É raro, atualmente, encontrar algum profissional da área do trânsito que não esteja preocupado com as mudanças no CTB (Código de Trânsito Brasileiro) que foram aprovadas recentemente na Câmara de Deputados. Mudanças essas que, visivelmente, afrouxam o rigor de determinadas normas, privilegiando, assim, tão somente condutores infratores.
Durante alguns dias, estive refletindo sobre essas medidas e, como sempre costumo fazer, entender (ou pelo menos tentar) os motivos que levaram a tal decisão. Como de costume, quando não encontro respostas a determinadas questões, procuro subsídio técnico (assim como fazem nossos digníssimos parlamentares), no meu caso, dos grandes pensadores da psicologia. Então, me vi submerso em instigantes leituras sobre Psicologia Social, Teoria das Massas, até chegar à interessante Teoria do Desenvolvimento Moral, do grande Jean Piaget.
Segundo Piaget, o desenvolvimento moral e ético estaria dividido ao longo da vida em três grandes fases, que culminariam em uma Moralidade Autônoma. Nesta fase derradeira, o indivíduo deveria aquirir princípios morais e éticos a ponto de cumprir com seus deveres simplesmente pela consciência de sua necessidade, significação e importância, ainda que não esteja na presença de uma autoridade.
Trocando em miúdos, seria, por exemplo, aquele condutor que respeita os limites de velocidade da via, mesmo quando não há nenhum equipamento eletrônico de fiscalização, pelo simples fato de ter consciência de que a alta velocidade pode gerar riscos a sua vida e a de outrem.
Essa fase é precedida pela fase de Heteronomia.
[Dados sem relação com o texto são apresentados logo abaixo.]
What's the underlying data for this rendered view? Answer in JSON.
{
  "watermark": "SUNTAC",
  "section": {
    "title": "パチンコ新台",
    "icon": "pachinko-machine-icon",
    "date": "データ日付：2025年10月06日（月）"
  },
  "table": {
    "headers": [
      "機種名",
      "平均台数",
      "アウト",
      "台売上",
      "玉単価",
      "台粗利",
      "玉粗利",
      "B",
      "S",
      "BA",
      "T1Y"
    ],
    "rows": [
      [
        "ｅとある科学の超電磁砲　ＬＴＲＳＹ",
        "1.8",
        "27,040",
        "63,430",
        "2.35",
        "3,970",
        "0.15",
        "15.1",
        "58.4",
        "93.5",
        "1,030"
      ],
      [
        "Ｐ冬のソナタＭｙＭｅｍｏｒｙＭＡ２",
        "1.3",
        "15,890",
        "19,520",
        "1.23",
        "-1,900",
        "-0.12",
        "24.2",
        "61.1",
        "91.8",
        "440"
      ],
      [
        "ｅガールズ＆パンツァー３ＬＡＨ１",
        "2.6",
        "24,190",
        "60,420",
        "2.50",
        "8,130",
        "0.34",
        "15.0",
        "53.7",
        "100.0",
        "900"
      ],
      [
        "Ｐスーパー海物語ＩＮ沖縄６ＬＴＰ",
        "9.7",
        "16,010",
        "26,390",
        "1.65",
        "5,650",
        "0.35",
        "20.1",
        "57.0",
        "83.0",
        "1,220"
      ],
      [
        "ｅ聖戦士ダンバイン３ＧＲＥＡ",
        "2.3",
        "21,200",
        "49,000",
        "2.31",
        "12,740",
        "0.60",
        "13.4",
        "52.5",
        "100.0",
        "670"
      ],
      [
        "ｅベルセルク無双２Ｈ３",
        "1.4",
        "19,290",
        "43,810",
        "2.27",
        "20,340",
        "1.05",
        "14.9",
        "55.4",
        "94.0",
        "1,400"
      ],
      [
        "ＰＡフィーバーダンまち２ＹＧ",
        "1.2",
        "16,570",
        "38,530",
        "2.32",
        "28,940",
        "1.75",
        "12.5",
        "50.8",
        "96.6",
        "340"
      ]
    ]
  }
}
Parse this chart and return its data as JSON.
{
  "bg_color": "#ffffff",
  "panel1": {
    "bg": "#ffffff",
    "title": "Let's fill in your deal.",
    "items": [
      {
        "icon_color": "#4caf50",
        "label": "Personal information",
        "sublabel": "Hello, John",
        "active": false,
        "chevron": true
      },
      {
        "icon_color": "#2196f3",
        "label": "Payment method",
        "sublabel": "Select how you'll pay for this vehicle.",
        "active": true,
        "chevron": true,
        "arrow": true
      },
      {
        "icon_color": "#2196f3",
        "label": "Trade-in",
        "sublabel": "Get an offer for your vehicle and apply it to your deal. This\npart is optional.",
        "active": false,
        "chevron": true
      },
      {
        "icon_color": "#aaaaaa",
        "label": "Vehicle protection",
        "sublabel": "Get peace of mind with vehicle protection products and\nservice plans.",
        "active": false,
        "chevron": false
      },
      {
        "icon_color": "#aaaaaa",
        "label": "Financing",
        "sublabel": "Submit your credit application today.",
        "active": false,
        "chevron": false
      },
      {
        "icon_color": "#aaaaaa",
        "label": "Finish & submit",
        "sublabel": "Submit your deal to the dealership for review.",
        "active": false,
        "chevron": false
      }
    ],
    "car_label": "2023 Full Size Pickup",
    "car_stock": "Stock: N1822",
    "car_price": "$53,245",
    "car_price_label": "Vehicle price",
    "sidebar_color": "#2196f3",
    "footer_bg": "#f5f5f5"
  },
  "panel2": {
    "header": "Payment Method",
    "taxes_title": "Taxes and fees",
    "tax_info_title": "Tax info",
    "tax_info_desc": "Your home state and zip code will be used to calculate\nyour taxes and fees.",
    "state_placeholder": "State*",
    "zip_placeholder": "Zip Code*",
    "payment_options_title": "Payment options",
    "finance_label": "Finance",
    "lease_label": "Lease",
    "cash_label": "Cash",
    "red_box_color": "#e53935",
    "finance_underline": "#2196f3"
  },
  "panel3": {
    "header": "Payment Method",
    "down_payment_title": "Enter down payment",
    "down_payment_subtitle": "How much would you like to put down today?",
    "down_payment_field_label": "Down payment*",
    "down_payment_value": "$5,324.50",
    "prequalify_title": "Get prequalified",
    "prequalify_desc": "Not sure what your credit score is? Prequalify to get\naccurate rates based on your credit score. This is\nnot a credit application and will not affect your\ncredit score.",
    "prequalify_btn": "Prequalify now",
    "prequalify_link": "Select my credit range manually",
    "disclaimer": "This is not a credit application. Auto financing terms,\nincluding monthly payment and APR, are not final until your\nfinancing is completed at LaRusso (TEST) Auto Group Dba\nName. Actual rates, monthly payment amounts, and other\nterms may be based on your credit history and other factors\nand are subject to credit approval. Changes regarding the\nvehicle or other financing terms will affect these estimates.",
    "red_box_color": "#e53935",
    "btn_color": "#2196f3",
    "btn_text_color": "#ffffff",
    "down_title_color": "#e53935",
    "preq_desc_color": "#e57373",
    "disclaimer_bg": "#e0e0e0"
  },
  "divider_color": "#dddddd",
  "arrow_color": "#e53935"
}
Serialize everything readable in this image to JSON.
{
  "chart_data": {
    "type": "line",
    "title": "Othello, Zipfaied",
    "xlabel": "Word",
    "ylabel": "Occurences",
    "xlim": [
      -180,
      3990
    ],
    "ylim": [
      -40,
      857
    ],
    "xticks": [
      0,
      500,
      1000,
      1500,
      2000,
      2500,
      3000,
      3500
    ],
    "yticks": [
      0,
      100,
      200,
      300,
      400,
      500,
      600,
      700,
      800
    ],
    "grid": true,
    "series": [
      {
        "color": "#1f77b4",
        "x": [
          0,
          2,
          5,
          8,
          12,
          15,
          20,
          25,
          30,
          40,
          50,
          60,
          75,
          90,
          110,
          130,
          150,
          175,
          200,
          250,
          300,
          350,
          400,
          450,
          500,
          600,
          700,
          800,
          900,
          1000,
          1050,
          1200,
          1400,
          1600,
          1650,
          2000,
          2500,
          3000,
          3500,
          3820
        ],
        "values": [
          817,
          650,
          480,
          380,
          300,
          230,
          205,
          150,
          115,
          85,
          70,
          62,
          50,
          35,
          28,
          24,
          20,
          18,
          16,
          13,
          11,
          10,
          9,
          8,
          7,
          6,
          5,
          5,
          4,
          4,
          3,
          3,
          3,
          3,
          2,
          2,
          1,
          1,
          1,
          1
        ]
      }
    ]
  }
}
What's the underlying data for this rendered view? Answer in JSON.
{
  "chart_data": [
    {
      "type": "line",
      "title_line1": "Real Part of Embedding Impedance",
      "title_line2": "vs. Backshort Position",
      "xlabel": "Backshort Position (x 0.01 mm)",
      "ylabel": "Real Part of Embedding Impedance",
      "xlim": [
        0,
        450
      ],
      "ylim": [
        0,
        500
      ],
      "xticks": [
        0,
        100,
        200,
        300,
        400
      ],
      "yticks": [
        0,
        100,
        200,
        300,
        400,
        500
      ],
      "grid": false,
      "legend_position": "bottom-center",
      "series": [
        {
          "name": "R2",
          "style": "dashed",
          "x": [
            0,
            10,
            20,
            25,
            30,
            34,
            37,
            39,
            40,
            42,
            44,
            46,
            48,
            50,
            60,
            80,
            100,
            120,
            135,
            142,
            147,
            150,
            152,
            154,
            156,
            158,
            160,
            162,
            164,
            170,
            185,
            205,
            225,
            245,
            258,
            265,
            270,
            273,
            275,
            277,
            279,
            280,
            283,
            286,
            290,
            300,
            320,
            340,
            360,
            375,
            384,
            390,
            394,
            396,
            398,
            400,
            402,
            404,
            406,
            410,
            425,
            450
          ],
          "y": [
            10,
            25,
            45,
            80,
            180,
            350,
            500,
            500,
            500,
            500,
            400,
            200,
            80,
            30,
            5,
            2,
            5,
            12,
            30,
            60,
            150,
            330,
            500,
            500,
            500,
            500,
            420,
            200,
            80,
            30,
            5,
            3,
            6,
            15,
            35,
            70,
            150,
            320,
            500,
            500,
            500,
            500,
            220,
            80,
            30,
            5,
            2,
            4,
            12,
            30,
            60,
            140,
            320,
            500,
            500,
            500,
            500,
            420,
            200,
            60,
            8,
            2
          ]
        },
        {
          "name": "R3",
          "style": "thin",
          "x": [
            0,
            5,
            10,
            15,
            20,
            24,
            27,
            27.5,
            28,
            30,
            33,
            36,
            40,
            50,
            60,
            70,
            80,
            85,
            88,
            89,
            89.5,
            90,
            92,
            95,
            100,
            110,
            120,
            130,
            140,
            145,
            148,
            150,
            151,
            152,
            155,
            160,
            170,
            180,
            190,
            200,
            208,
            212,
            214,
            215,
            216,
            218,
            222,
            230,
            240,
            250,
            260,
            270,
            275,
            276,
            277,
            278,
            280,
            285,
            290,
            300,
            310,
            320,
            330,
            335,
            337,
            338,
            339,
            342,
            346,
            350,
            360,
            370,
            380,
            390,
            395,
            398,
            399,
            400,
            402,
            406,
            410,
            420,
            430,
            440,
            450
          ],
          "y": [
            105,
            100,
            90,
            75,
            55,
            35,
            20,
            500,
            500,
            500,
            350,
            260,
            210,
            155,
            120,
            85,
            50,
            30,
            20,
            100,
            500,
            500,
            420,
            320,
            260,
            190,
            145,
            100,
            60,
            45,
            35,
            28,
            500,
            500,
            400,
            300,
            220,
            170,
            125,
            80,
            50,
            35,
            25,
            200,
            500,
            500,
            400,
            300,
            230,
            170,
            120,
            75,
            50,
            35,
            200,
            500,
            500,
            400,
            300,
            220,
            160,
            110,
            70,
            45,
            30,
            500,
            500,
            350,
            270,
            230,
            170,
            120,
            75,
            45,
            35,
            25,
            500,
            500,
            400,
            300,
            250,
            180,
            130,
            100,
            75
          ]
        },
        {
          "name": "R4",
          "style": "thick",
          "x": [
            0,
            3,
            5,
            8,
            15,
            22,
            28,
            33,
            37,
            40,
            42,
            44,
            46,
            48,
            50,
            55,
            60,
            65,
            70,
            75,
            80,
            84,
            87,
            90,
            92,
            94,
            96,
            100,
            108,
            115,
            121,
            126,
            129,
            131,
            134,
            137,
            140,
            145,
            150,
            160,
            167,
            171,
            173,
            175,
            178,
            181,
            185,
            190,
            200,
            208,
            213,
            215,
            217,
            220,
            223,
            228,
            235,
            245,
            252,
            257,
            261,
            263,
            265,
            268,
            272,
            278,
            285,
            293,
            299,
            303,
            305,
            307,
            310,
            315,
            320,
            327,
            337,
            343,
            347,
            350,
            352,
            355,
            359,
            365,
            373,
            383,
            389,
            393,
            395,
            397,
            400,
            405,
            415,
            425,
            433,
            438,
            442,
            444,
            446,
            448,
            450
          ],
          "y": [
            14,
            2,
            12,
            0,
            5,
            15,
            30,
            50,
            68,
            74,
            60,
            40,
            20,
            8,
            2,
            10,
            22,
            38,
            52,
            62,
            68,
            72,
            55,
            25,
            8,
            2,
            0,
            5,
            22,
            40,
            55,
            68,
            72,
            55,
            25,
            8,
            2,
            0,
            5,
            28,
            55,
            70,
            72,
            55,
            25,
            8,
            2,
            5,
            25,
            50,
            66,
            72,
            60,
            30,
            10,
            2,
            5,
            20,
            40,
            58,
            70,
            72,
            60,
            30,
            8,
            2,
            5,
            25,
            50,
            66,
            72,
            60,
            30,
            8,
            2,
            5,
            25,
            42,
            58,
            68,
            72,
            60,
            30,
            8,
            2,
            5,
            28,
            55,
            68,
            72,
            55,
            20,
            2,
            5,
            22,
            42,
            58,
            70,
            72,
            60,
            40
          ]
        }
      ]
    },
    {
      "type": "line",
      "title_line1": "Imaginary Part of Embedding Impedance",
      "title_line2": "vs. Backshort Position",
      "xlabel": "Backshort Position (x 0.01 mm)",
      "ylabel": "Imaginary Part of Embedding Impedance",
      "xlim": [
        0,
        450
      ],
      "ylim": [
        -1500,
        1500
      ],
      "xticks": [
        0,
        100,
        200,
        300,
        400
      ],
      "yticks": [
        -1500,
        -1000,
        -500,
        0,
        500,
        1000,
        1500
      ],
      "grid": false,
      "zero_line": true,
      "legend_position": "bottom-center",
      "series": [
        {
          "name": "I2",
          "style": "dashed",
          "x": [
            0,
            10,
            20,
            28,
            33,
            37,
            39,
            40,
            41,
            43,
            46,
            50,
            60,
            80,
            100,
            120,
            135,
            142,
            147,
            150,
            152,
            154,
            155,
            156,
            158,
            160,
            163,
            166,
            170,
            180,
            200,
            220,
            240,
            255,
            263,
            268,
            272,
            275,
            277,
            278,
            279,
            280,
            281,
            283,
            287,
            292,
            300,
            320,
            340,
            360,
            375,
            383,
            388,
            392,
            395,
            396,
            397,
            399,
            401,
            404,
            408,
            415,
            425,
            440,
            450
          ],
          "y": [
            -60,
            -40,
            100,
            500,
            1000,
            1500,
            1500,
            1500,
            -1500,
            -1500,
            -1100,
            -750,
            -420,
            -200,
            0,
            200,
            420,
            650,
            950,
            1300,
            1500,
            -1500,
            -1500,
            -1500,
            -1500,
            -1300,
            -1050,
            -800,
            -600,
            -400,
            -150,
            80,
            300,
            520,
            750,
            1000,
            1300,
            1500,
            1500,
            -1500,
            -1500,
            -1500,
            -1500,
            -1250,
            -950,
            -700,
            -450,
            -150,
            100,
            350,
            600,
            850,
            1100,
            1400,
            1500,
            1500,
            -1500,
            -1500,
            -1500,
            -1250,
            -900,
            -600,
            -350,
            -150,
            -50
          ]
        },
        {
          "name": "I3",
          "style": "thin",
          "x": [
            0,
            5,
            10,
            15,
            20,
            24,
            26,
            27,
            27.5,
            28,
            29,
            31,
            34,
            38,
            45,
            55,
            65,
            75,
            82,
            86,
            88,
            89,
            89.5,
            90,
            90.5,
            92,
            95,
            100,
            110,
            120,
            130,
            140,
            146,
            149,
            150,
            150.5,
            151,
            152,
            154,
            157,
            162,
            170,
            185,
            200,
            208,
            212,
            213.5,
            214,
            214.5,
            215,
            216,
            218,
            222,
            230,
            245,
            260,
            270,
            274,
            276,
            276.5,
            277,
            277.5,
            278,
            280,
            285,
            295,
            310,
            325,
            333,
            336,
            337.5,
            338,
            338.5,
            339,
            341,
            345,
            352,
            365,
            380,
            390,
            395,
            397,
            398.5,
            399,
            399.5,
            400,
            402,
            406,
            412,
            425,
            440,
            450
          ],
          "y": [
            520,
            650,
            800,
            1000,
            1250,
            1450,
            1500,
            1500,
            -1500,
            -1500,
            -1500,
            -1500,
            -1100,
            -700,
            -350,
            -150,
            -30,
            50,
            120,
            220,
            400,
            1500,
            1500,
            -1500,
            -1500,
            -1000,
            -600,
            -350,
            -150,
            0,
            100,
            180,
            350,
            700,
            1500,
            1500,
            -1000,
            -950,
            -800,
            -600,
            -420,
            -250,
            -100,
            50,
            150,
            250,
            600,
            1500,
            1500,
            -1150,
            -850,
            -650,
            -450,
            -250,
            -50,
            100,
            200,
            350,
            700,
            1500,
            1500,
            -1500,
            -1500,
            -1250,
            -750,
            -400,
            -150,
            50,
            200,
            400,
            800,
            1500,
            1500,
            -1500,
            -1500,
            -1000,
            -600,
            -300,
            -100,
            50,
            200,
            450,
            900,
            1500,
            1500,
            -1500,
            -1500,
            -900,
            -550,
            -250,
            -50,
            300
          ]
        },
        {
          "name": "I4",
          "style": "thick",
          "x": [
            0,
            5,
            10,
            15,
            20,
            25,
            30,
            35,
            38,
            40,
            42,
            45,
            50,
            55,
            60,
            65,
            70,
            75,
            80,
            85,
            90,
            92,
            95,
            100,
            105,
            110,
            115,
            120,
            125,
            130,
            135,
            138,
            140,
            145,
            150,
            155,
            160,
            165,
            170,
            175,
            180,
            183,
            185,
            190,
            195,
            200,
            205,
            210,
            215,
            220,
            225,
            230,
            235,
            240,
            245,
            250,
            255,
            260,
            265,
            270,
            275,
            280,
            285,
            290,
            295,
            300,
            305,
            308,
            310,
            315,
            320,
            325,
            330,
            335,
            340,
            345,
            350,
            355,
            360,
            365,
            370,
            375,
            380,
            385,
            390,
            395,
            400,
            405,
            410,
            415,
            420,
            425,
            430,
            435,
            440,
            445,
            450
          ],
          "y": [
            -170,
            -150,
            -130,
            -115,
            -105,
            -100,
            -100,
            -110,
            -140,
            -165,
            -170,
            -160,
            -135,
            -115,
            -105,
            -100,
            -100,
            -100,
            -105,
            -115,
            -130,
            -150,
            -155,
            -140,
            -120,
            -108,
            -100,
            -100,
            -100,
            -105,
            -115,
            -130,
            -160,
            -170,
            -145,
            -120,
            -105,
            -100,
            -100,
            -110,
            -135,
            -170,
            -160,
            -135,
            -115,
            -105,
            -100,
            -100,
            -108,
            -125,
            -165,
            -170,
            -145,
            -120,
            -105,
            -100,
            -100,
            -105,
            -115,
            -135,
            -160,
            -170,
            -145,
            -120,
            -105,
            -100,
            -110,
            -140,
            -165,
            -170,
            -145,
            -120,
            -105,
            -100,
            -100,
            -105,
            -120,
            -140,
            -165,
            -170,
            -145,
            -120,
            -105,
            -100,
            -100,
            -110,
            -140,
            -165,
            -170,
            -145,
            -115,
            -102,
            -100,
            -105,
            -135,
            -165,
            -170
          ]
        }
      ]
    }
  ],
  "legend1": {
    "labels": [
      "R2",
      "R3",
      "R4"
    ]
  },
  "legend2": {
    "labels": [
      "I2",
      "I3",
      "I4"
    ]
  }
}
Nela, não há consciência ou reflexão, apenas respeito e obediência à autoridade. Retomando o exemplo anterior, seria o condutor que diminui a velocidade assim que avista um controlador eletrônico de velocidade, voltando a acelerar logo após passá-lo.
No entanto, ambas são antecedidas pela fase de Anomia. Nessa etapa do desenvolvimento mora, assim como sugere a etimologia da palavra (do Grego ANOMIA, “falta de lei”, de A, “sem”, mais NOMOS, “lei, regra”), geralmente a moral não se aplica e as normas de conduta são ditadas pelas necessidades básicas do indivíduo. Naturais em crianças pequenas, os bebês, por exemplo, choram quando estão com fome e querem ser alimentados imediatamente. No indivíduo adulto, caracteriza-se por aquele que não respeita as leis, pessoas ou normas.
Com a única e exclusiva intenção de ser didático, uma moralidade em fase de anomia seria representada por aquele indivíduo que, em se tratando de “pardais”, por exemplo, esbraveja “Tem que acabá com isso daí, talkay? Estão acabando com o nosso prazer de dirigir nas estradas!”, ou algo bem parecido…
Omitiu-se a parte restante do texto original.